Mount Waialeale, on the island of Kauai, not only is the American champ with an average of about 450 inches of rain per year, but it's among the wettest spots on the globe. The nearly mile-tall mountain sits amid the juicy tropical trade winds. It's frequently shrouded in clouds as those winds roll up the windward side of the mountains and squeeze out their moisture into nearly constant rainfall.
"If you saved all that water in a graduated cylinder, it would rise to 33 feet tall," writes Ned Rozell with the University of Alaska Fairbanks.
Mt. Waialeale is also home to one of the most significant rainfall gradients around, as on the lee side of the mountains in its rain shadow, annual rainfall averages around… 10 inches per year. (That's about 2 inches less than Tucson, Arizona.)
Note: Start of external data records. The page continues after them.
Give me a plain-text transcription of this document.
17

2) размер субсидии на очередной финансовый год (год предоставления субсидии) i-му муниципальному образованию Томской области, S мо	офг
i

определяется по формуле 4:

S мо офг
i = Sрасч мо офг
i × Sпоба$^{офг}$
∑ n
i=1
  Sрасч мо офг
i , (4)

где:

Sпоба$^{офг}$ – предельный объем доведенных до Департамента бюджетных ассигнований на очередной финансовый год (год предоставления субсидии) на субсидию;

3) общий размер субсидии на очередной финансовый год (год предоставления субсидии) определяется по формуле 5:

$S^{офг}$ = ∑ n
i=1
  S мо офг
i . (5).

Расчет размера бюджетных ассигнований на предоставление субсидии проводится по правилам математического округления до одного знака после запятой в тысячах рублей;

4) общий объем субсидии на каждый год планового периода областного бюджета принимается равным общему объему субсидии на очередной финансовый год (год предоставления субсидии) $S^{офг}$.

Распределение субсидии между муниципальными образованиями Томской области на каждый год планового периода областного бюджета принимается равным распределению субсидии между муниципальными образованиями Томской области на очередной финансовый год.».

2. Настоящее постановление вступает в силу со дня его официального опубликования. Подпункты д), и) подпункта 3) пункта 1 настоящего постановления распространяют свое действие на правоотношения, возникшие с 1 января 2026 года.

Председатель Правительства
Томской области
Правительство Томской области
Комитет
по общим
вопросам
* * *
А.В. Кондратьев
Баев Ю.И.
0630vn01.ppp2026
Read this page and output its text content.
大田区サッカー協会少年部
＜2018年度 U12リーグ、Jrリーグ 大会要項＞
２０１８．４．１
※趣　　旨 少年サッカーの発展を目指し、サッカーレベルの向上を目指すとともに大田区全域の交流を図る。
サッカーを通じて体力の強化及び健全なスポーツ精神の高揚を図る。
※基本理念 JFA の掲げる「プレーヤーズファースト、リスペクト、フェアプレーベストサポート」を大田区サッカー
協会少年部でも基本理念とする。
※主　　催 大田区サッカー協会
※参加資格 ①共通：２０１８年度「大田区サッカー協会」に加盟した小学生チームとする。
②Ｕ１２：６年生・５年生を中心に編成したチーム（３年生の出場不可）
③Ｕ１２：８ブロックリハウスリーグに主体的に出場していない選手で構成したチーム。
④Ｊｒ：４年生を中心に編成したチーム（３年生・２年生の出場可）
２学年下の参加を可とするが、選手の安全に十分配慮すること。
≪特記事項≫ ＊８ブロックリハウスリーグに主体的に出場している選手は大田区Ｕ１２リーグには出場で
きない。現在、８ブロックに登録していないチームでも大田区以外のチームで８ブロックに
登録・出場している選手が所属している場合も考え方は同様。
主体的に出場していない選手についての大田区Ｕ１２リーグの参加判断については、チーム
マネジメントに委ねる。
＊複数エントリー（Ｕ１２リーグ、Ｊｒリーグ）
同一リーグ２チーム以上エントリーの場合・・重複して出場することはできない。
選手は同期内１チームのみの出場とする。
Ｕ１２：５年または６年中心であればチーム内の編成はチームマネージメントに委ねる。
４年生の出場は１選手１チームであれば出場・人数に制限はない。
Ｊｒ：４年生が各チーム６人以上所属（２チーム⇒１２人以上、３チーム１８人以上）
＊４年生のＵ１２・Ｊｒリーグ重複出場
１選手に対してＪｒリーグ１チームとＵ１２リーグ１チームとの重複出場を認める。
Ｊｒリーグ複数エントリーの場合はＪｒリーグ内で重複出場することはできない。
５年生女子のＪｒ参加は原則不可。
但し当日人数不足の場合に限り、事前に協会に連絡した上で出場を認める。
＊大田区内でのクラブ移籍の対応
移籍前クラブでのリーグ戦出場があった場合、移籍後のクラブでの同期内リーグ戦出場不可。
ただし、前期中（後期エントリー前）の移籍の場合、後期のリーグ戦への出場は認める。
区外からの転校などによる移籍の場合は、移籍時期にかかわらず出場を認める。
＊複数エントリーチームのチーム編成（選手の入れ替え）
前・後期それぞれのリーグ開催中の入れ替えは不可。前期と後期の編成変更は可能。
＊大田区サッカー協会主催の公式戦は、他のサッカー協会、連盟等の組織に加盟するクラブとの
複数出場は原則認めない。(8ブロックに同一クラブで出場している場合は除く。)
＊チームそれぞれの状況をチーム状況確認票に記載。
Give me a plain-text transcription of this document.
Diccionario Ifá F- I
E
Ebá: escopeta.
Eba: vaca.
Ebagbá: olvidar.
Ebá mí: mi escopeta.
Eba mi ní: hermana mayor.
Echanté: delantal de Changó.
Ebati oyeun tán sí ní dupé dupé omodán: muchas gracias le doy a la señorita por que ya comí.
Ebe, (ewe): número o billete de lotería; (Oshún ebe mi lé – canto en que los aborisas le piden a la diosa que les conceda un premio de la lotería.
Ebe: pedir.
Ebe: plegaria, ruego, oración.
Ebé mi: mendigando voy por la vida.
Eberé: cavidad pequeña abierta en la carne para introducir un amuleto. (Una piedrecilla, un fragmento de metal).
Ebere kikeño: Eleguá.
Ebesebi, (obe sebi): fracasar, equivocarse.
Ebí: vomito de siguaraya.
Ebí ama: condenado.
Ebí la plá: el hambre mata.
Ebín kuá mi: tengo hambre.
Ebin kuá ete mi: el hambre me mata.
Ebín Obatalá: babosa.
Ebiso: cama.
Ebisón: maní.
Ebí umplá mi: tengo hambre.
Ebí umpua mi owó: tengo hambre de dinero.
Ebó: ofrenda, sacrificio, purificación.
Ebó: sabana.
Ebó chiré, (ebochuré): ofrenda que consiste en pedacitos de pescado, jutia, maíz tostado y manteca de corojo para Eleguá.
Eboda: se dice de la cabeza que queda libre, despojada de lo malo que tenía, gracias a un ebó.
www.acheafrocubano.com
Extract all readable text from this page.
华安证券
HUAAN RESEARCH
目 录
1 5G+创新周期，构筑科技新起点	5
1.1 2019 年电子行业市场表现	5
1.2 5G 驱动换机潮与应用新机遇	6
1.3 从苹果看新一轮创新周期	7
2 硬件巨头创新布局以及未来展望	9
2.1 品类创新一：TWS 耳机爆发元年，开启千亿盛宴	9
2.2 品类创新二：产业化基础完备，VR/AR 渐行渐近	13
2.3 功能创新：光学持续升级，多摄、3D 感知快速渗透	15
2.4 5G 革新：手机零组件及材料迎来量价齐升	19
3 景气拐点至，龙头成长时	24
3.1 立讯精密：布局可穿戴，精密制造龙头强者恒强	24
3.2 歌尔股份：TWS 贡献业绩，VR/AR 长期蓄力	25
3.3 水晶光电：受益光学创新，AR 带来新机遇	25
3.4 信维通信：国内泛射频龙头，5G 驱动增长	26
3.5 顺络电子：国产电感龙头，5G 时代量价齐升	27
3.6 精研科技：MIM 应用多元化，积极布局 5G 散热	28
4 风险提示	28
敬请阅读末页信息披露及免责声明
49th State No Slouch Either
Our other detached state, Alaska, is also home to some impressive rainfall totals, especially in the mountains of the southeastern panhandle.
Other research from Oregon State University and the Alaska Climate Research Center with computer simulations suggests some mountains in southeastern Alaska may rival or even surpass Mt. Waialeale’s rainiest-spot-in-the-U.S. claim. But there haven’t been observations there to confirm it.
Suffice to say, both Hawaii and Alaska have multiple places that get over 10 to 15 feet of rain per year.
What about the Lower 48?
If you're looking for the wettest spot in the Lower 48, it's not Seattle, despite what the jokes might say. But it's not that far away.
Take about a three-hour drive west from Seattle, and you'll find yourself in the Olympic Rain Forest, part of Olympic National Park and the Olympic Mountains on the Olympic Peninsula.
Perched at the front of a relentless jet stream that carries frequent storms off the Pacific Ocean into the Pacific Northwest in the fall, winter and much of spring, the moist winds slam into the southwestern-facing sides of the mountains and squeeze out copious amounts of rainfall.
Mount Olympus averages about 260 inches of rain per year, with 130 to 170 inches per year on average expected in the lower rain forests.
(While you're there, keep an eye out for the 6- to 8-inch banana slugs for an authentic Northwest experience!)
But like Hawaii, the Olympics also have a rain-shadow counterpart known as, aptly, the Olympic Rain Shadow. Just on the leeward side of the Olympics to the northeast sits the small town of Sequim, which boasts only 18 inches of annual rainfall.
It’s the driest spot in Western Washington, with less than half the annual rainfall of Seattle.